The report also says, among measures the government took to try and put things under control included allocation of Sh220 billion for the emergence power plan, which saw additional of 342MW to seal the 572MW power gap in the national grid; ensuring there was enough food reserve, which stood at 192,779 tonnes in 2011, up by 28.5 per cent of the target of 150,000; and it ensured that food imports were tax exempted.

The central bank also introduced fiscal policy measures such as reducing core capital of foreign exchange dealers from 20 per cent to 10 per cent so as to release more forex into the market to strengthen the shilling.

Governor Benno Ndulu also announced raising central bank rate by 200 basis points to 9.58 per cent, being the rate at which commercial banks can borrow from the BoT, as well as mopping up excess money from the circulation to lower inflation and strengthen the shilling.“The central bank also increased cash reserve requirement on government deposits from 20 per cent to 30 per cent,” reads the report in part.
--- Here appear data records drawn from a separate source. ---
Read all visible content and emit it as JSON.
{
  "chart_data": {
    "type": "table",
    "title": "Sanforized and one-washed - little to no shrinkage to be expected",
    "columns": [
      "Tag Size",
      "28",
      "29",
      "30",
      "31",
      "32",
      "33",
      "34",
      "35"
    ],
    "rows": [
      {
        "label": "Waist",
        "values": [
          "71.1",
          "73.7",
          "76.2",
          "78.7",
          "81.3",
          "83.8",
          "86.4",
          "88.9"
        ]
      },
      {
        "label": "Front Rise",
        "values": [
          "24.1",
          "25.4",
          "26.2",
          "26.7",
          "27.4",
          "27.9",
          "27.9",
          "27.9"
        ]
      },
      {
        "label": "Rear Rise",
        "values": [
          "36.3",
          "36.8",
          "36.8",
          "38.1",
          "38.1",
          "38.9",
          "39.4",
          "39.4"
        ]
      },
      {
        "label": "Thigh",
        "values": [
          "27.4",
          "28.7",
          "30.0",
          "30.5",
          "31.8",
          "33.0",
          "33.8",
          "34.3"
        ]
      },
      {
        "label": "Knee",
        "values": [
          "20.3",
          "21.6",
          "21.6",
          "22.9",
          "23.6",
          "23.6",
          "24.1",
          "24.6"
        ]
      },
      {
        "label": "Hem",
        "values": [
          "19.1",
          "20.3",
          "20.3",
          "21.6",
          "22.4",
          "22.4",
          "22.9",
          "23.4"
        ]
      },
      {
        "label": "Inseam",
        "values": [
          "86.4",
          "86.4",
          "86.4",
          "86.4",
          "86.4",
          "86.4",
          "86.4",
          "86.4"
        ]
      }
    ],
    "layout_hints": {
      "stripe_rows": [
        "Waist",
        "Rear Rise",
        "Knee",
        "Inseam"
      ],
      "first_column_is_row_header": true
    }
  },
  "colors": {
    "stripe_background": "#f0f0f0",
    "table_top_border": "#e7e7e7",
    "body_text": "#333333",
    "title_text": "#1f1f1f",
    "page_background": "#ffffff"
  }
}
The move, which started in November last year, targets commercial banks that hold huge government deposits to use it to lend to the government through treasury securities.

The shilling was exchanging at Sh1,765 for a US dollar in October last year, but it affirmed to Sh1,587 per dollar end of December  due to the BoT measures. The bank has since introduced measures to ease liquidity of the greenback caused by speculative demand.Last week the exchange rate averaged Sh1,602.188 per the US dollar.